Political Science Department chairman Ian Shapiro not only holds a J.D., Ph.D., and M.Phil from Yale — he has also been a member of the faculty since 1984.

Donald Greene, who co-authored the book “Pathologies of Rational Choice Theory: A Critique of Applications in Political Science” with Shapiro in 1994, said Shapiro is intimate with the University, an asset students and professors have identified as crucial to the position of Yale College dean.

“If anybody’s wondering who’s got blue coursing through their veins, Ian has been here without let-up since 1978,” Greene said. “He’s certainly quite familiar with the city and the University. He’s seen New Haven through all sorts of different phases. And he knows every jot and tittle of University governance and procedure.”

Greene said Shapiro has been a consistent contributor to the University’s vitality.

“He was a smart and judicious graduate student,” Greene said. “Not only did he distinguish himself in school, but he was one of the rare people over the last 30 years with a Yale graduate degree who was hired afterward. It’s a testimony to the respect he earned from departmental colleagues of the time.”

Political Science professor John Wargo, one of Shapiro’s colleagues, said Shapiro’s diverse background gives him a unique perspective.

“Something that’s interesting is that he’s very respectful of science,” Wargo said. “But he also has a long history of scholarship in the area of political philosophy. He’s very thoughtful about ethical issues as well. His understanding of the humanities and the social sciences is extraordinary. He holds a law degree, so he understands the need for professional education.”

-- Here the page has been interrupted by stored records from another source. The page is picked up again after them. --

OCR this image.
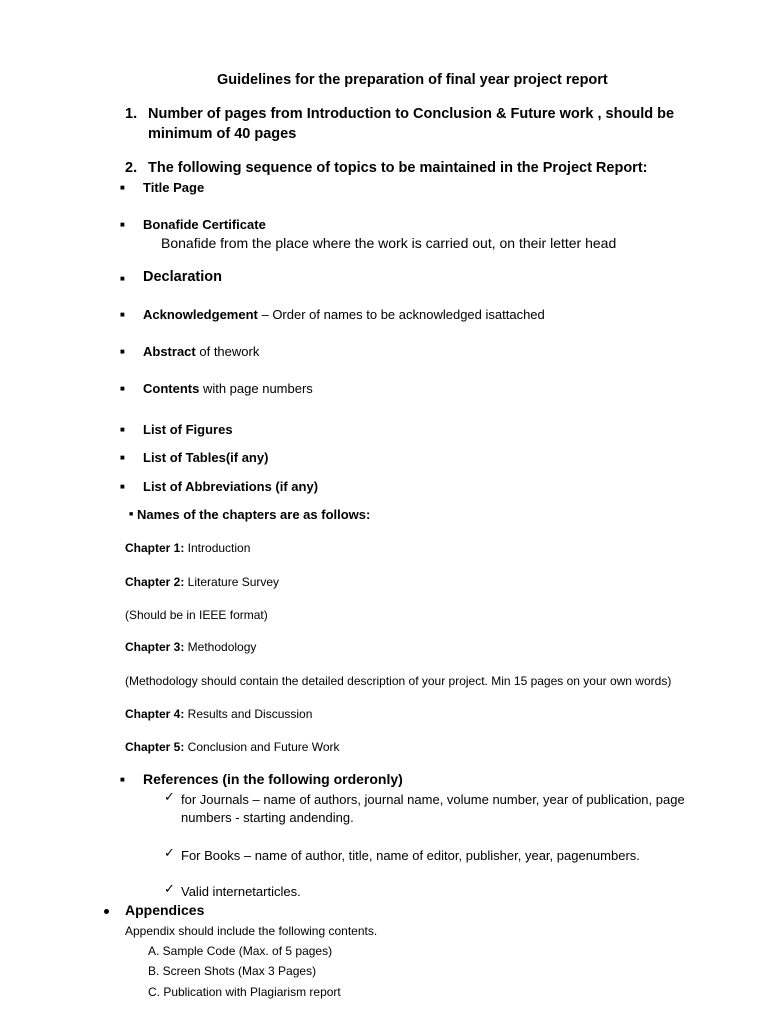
Guidelines for the preparation of final year project report
1. Number of pages from Introduction to Conclusion & Future work , should be
minimum of 40 pages
2. The following sequence of topics to be maintained in the Project Report:
■ Title Page
■ Bonafide Certificate
Bonafide from the place where the work is carried out, on their letter head
■ Declaration
■ Acknowledgement – Order of names to be acknowledged isattached
■ Abstract of thework
■ Contents with page numbers
■ List of Figures
■ List of Tables(if any)
■ List of Abbreviations (if any)
■ Names of the chapters are as follows:
Chapter 1: Introduction
Chapter 2: Literature Survey
(Should be in IEEE format)
Chapter 3: Methodology
(Methodology should contain the detailed description of your project. Min 15 pages on your own words)
Chapter 4: Results and Discussion
Chapter 5: Conclusion and Future Work
■ References (in the following orderonly)
✓ for Journals – name of authors, journal name, volume number, year of publication, page
numbers - starting andending.
✓ For Books – name of author, title, name of editor, publisher, year, pagenumbers.
✓ Valid internetarticles.
Appendices
Appendix should include the following contents.
A. Sample Code (Max. of 5 pages)
B. Screen Shots (Max 3 Pages)
C. Publication with Plagiarism report
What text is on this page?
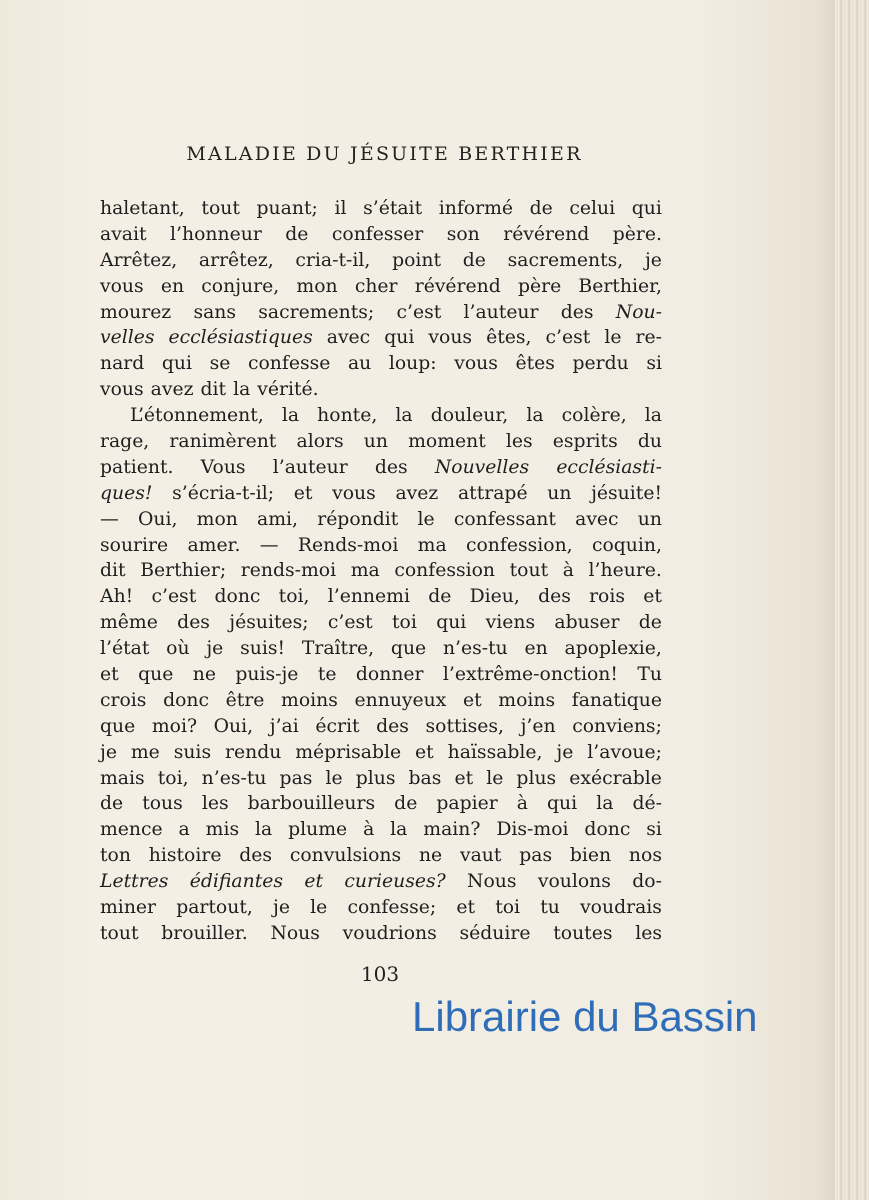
MALADIE DU JÉSUITE BERTHIER
haletant, tout puant; il s’était informé de celui qui
avait l’honneur de confesser son révérend père.
Arrêtez, arrêtez, cria-t-il, point de sacrements, je
vous en conjure, mon cher révérend père Berthier,
mourez sans sacrements; c’est l’auteur des Nou-
velles ecclésiastiques avec qui vous êtes, c’est le re-
nard qui se confesse au loup: vous êtes perdu si
vous avez dit la vérité.
L’étonnement, la honte, la douleur, la colère, la
rage, ranimèrent alors un moment les esprits du
patient. Vous l’auteur des Nouvelles ecclésiasti-
ques! s’écria-t-il; et vous avez attrapé un jésuite!
— Oui, mon ami, répondit le confessant avec un
sourire amer. — Rends-moi ma confession, coquin,
dit Berthier; rends-moi ma confession tout à l’heure.
Ah! c’est donc toi, l’ennemi de Dieu, des rois et
même des jésuites; c’est toi qui viens abuser de
l’état où je suis! Traître, que n’es-tu en apoplexie,
et que ne puis-je te donner l’extrême-onction! Tu
crois donc être moins ennuyeux et moins fanatique
que moi? Oui, j’ai écrit des sottises, j’en conviens;
je me suis rendu méprisable et haïssable, je l’avoue;
mais toi, n’es-tu pas le plus bas et le plus exécrable
de tous les barbouilleurs de papier à qui la dé-
mence a mis la plume à la main? Dis-moi donc si
ton histoire des convulsions ne vaut pas bien nos
Lettres édifiantes et curieuses? Nous voulons do-
miner partout, je le confesse; et toi tu voudrais
tout brouiller. Nous voudrions séduire toutes les
103
Librairie du Bassin
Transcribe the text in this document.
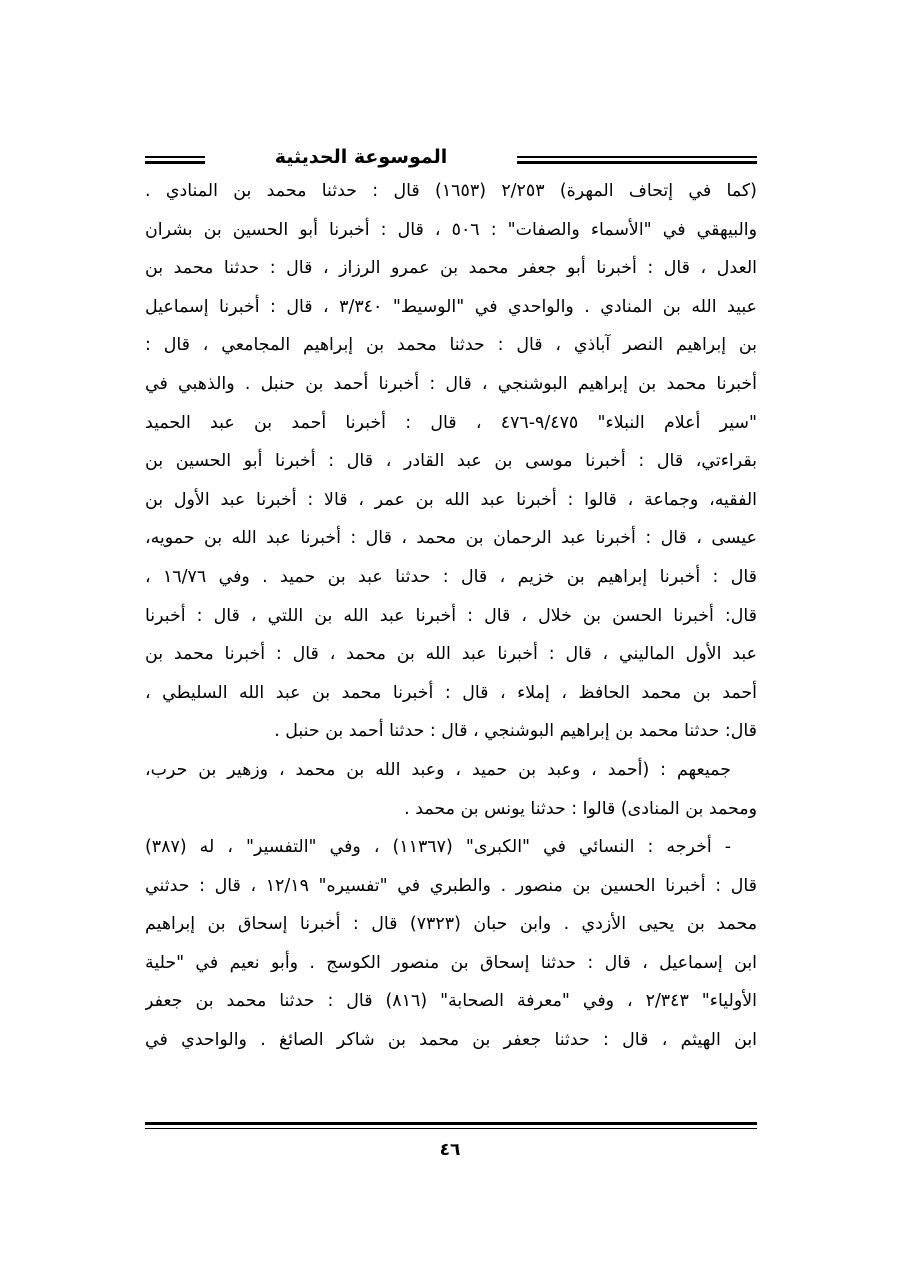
الموسوعة الحديثية
(كما في إتحاف المهرة) ٢/٢٥٣ (١٦٥٣) قال : حدثنا محمد بن المنادي .
والبيهقي في "الأسماء والصفات" : ٥٠٦ ، قال : أخبرنا أبو الحسين بن بشران
العدل ، قال : أخبرنا أبو جعفر محمد بن عمرو الرزاز ، قال : حدثنا محمد بن
عبيد الله بن المنادي . والواحدي في "الوسيط" ٣/٣٤٠ ، قال : أخبرنا إسماعيل
بن إبراهيم النصر آباذي ، قال : حدثنا محمد بن إبراهيم المجامعي ، قال :
أخبرنا محمد بن إبراهيم البوشنجي ، قال : أخبرنا أحمد بن حنبل . والذهبي في
"سير أعلام النبلاء" ٩/٤٧٥-٤٧٦ ، قال : أخبرنا أحمد بن عبد الحميد
بقراءتي، قال : أخبرنا موسى بن عبد القادر ، قال : أخبرنا أبو الحسين بن
الفقيه، وجماعة ، قالوا : أخبرنا عبد الله بن عمر ، قالا : أخبرنا عبد الأول بن
عيسى ، قال : أخبرنا عبد الرحمان بن محمد ، قال : أخبرنا عبد الله بن حمويه،
قال : أخبرنا إبراهيم بن خزيم ، قال : حدثنا عبد بن حميد . وفي ١٦/٧٦ ،
قال: أخبرنا الحسن بن خلال ، قال : أخبرنا عبد الله بن اللتي ، قال : أخبرنا
عبد الأول الماليني ، قال : أخبرنا عبد الله بن محمد ، قال : أخبرنا محمد بن
أحمد بن محمد الحافظ ، إملاء ، قال : أخبرنا محمد بن عبد الله السليطي ،
قال: حدثنا محمد بن إبراهيم البوشنجي ، قال : حدثنا أحمد بن حنبل .
جميعهم : (أحمد ، وعبد بن حميد ، وعبد الله بن محمد ، وزهير بن حرب،
ومحمد بن المنادى) قالوا : حدثنا يونس بن محمد .
- أخرجه : النسائي في "الكبرى" (١١٣٦٧) ، وفي "التفسير" ، له (٣٨٧)
قال : أخبرنا الحسين بن منصور . والطبري في "تفسيره" ١٢/١٩ ، قال : حدثني
محمد بن يحيى الأزدي . وابن حبان (٧٣٢٣) قال : أخبرنا إسحاق بن إبراهيم
ابن إسماعيل ، قال : حدثنا إسحاق بن منصور الكوسج . وأبو نعيم في "حلية
الأولياء" ٢/٣٤٣ ، وفي "معرفة الصحابة" (٨١٦) قال : حدثنا محمد بن جعفر
ابن الهيثم ، قال : حدثنا جعفر بن محمد بن شاكر الصائغ . والواحدي في
٤٦
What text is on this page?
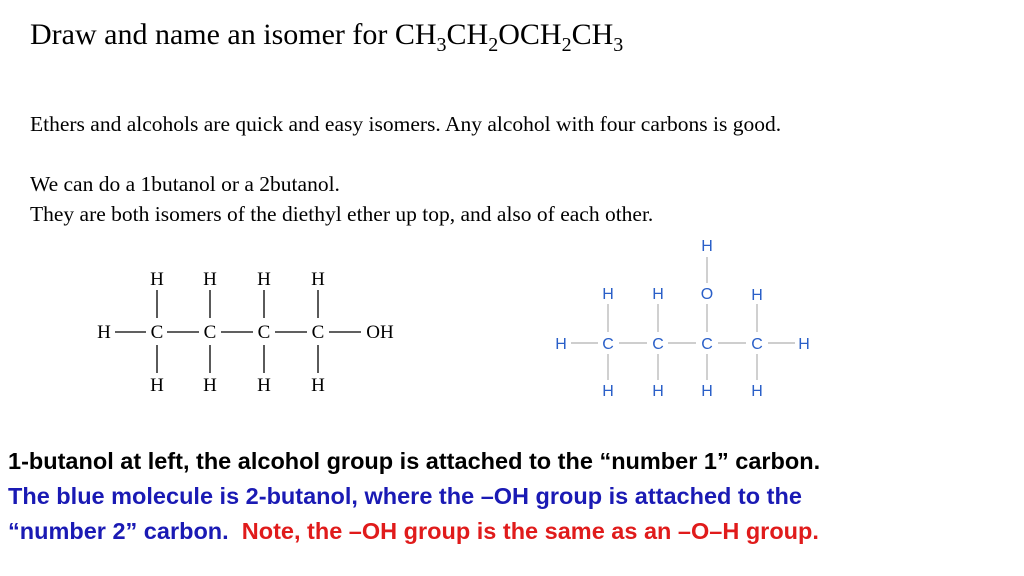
Draw and name an isomer for $CH_3CH_2OCH_2CH_3$
Ethers and alcohols are quick and easy isomers. Any alcohol with four carbons is good.
We can do a 1butanol or a 2butanol.
They are both isomers of the diethyl ether up top, and also of each other.
H H H H
H C C C C OH
H H H H
H
H H O H
H C C C C H
H H H H
1-butanol at left, the alcohol group is attached to the “number 1” carbon.
The blue molecule is 2-butanol, where the –OH group is attached to the
“number 2” carbon.  Note, the –OH group is the same as an –O–H group.
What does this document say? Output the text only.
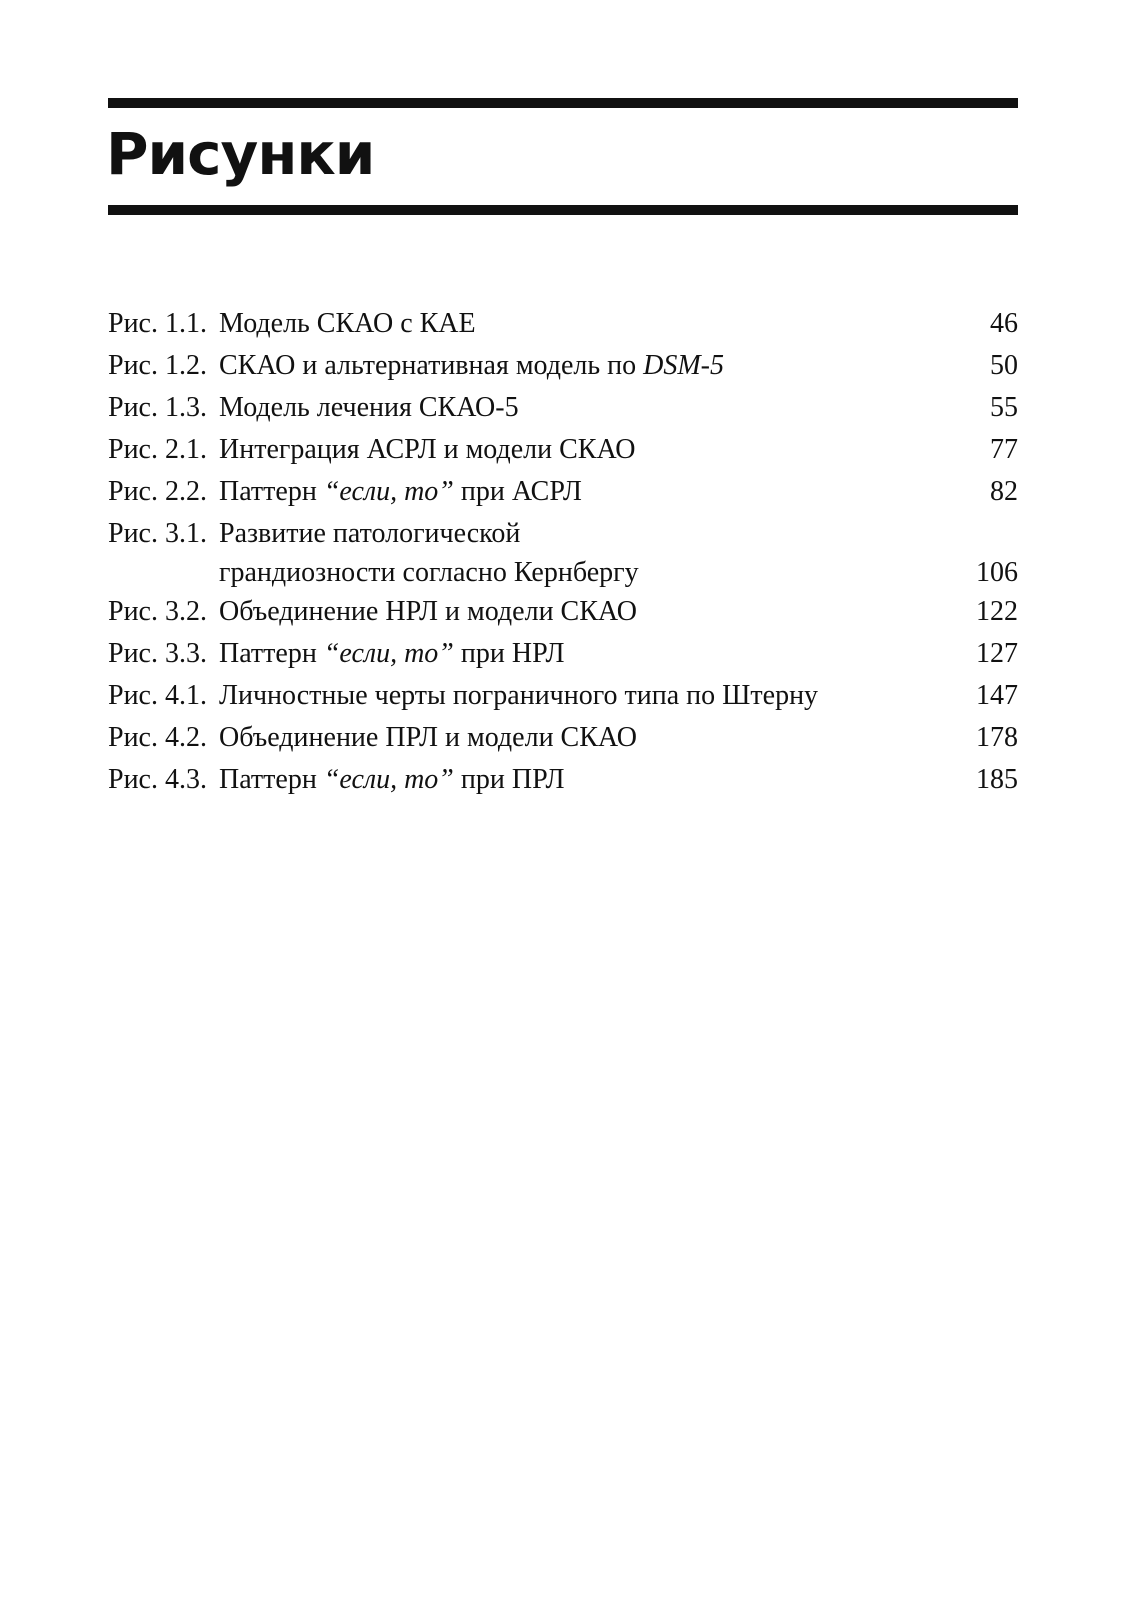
Рисунки
Рис. 1.1. Модель СКАО с КАЕ	46
Рис. 1.2. СКАО и альтернативная модель по DSM-5	50
Рис. 1.3. Модель лечения СКАО-5	55
Рис. 2.1. Интеграция АСРЛ и модели СКАО	77
Рис. 2.2. Паттерн “если, то” при АСРЛ	82
Рис. 3.1. Развитие патологической
грандиозности согласно Кернбергу	106
Рис. 3.2. Объединение НРЛ и модели СКАО	122
Рис. 3.3. Паттерн “если, то” при НРЛ	127
Рис. 4.1. Личностные черты пограничного типа по Штерну	147
Рис. 4.2. Объединение ПРЛ и модели СКАО	178
Рис. 4.3. Паттерн “если, то” при ПРЛ	185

Shapiro was unavailable to comment.

April Joyner ’07 said she is impressed with Shapiro’s ability to engage his audience in class.

“When he’s giving a lecture, it’s not like he’s isolated,” Joyner said. “He’s not talking down to you. He’s very involved, and I think that’s indicative of [his] being very receptive to the student community.”

Greene said one of Shapiro’s most important qualities is his vigor.

“He’s very imaginative and incredibly energetic,” Greene said. “He’d make a good dean or good anything because he works tirelessly to make things better. He brings solid judgment to his issues.”

Greene said Shapiro’s rejuvenation of the Ethics, Politics, and Economics Program — he served as the program’s director from 1992-1998 and 2000-2001 and supervised the renovation of the building at 31 Hillhouse Ave. — is an example of his vision and dedication.

Political science lecturer Harry Blair said Shapiro is experienced with working to find harmony among different groups.

“I think he’s very well attuned to program building and establishing a good balance in Political Science between people who do quantitative things and people who do qualitative research,” Blair said.

Shapiro won a Carnegie Scholarship for research in 2000, which he used for a project on democracy and distribution in the United States.